- Conferência sobre transição de combustíveis fósseis ocorreu em Santa Marta, Colômbia, de 24 a 29 de abril de 2026, com 57 países representados e a União Europeia; EUA, China e Rússia não foram convidados.
- O objetivo foi desenvolver roteiros nacionais para terminar a dependência de combustíveis fósseis e lançar um novo painel científico para apoiar a transição.
- Também foram discutidas reformas do sistema financeiro e barreiras legais, incluindo o formato ISDS, que permite ações de investidores contra governos.

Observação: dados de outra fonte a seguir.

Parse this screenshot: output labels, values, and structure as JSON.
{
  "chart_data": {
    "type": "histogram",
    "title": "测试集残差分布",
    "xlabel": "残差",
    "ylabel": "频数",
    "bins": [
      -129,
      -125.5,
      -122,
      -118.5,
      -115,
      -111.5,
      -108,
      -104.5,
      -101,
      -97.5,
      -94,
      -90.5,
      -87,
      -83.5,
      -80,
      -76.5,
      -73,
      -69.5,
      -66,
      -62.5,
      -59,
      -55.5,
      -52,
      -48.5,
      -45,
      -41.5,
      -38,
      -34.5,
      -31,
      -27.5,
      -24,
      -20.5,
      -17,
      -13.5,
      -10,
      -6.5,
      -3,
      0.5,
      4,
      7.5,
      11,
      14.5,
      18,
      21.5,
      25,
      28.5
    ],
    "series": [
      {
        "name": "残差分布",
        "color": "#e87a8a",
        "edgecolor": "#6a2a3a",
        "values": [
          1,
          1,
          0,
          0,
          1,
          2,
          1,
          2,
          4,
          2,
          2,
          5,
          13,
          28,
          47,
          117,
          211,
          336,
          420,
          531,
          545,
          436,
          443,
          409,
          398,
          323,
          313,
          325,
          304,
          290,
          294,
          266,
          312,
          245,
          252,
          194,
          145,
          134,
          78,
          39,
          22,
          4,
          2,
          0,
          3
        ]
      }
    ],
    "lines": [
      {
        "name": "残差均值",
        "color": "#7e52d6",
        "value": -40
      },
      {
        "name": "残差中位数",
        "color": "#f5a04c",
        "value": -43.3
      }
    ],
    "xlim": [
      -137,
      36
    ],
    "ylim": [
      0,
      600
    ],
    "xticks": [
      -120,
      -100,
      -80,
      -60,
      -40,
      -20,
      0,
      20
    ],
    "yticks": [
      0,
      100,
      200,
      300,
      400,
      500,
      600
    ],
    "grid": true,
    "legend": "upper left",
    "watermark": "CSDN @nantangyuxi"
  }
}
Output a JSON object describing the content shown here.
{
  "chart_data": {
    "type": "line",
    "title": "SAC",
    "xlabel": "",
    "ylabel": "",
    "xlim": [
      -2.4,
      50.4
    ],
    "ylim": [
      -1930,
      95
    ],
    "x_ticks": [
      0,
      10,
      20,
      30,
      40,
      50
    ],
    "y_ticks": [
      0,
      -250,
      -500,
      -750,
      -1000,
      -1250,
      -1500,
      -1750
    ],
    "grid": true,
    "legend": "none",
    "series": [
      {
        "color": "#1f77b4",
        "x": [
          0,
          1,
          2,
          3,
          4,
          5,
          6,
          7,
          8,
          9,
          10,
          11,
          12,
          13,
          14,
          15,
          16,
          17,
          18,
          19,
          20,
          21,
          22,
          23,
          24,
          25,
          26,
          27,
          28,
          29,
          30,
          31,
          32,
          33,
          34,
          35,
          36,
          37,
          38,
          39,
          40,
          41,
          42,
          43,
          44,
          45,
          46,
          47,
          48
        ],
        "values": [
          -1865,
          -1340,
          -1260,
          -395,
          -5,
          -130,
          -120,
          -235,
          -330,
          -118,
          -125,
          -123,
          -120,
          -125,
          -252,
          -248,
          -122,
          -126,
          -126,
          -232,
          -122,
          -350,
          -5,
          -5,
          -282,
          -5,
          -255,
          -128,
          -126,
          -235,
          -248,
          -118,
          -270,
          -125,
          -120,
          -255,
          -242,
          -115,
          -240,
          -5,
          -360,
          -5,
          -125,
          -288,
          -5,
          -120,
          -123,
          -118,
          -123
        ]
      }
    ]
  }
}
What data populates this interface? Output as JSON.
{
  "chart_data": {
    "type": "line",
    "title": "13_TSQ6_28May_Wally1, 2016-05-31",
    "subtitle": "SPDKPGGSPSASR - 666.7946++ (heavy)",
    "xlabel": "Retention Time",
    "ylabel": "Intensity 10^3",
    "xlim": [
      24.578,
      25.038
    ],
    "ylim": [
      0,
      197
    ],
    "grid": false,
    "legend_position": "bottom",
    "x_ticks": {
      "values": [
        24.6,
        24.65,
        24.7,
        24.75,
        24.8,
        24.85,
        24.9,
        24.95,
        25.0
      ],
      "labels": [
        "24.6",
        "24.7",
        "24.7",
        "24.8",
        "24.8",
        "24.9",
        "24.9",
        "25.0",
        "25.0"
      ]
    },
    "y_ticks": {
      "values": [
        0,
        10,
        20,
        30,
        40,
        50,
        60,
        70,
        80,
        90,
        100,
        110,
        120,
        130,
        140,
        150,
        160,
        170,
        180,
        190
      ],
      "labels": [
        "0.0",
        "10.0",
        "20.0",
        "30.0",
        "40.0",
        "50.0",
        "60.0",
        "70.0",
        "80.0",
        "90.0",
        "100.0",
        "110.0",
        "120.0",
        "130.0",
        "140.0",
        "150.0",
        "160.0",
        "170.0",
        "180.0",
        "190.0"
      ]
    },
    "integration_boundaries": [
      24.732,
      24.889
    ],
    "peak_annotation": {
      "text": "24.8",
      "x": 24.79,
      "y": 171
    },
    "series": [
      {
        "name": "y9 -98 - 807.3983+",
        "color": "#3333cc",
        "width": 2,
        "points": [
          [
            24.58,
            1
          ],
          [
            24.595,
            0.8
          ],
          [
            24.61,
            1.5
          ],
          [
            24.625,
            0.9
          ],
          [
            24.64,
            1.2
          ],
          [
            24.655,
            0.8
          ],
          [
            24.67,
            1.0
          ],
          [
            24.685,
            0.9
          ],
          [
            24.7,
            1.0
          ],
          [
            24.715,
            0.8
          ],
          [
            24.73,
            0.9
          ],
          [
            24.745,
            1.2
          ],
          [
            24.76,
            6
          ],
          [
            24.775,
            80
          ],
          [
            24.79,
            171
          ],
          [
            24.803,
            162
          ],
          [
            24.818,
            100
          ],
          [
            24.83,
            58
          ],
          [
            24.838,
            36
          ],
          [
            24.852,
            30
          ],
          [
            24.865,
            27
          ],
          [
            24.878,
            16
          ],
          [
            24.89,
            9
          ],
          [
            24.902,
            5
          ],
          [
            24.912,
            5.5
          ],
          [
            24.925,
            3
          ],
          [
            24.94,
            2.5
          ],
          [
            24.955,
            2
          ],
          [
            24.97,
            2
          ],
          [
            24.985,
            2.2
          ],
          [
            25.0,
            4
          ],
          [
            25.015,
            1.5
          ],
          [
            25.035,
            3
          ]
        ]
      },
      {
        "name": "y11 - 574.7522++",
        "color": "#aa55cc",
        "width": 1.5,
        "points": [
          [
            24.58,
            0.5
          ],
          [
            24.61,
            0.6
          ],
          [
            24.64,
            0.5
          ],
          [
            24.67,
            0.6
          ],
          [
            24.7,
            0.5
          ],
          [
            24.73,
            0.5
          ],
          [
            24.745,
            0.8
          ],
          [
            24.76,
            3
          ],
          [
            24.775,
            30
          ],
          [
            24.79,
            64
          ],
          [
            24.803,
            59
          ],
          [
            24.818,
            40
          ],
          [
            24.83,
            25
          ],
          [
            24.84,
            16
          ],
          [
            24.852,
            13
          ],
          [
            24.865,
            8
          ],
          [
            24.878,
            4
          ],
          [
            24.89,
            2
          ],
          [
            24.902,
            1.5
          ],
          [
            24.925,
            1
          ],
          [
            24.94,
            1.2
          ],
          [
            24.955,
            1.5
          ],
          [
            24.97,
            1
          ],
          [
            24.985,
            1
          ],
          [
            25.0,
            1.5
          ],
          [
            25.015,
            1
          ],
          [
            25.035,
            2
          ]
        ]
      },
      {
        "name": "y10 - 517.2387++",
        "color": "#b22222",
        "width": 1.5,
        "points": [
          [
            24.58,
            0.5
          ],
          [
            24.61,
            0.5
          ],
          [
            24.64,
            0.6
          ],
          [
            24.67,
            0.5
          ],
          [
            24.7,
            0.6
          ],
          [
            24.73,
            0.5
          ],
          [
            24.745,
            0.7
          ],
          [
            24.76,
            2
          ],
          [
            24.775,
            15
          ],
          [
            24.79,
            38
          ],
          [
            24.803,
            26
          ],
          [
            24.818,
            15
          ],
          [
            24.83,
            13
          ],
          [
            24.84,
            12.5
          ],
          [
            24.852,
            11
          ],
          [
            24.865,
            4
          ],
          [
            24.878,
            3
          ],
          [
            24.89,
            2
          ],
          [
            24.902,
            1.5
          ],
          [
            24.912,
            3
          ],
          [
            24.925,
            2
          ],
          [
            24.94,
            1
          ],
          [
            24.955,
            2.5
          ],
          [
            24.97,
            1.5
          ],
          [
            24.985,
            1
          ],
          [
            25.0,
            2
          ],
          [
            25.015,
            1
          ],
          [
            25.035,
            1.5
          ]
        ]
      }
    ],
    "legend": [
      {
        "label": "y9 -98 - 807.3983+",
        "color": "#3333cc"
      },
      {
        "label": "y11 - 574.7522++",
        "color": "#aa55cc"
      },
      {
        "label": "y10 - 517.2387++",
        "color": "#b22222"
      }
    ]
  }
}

- O evento destacou que, em 2024, subsídios e apoio aos combustíveis fósseis somaram cerca de US$ 1,2 trilhão, ante US$ 254 bilhões para energia limpa.
- A próxima cúpula fica para Tuvalu em 2027; os organizadores enfatizaram a necessidade de ampliar a participação de mais atores e países, especialmente no Sul Global.
O Primeiro Conferência sobre a Transição de Combustíveis Fósseis, realizada em Santa Marta, Colômbia, entre 24 e 29 de abril, abriu espaço para avanços práticos na retirada do petróleo e do gás. O evento reuniu representantes de governos, comunidades indígenas e organizações ambientais, com foco em caminhos já acordados para reduzir dependência de combustíveis fósseis.
Diferente das tradicionais negociações da COP, o encontro permitiu contribuições diretas de ministros, stakeholders e povos originários. A pesquisa pública sobre subsídios aos fósseis contrapôs a urgência de financiar a transição para fontes limpas, servindo como base para futuras ações.
Foram 57 países representados, incluindo Brasil, Austrália, Canadá, Chile e Reino Unido, além da União Europeia. China, Rússia e Estados Unidos não foram convidados. O contexto envolve a significativa participação de países do Sul global na construção de roadmaps nacionais para encerrar a dependência de combustíveis fósseis.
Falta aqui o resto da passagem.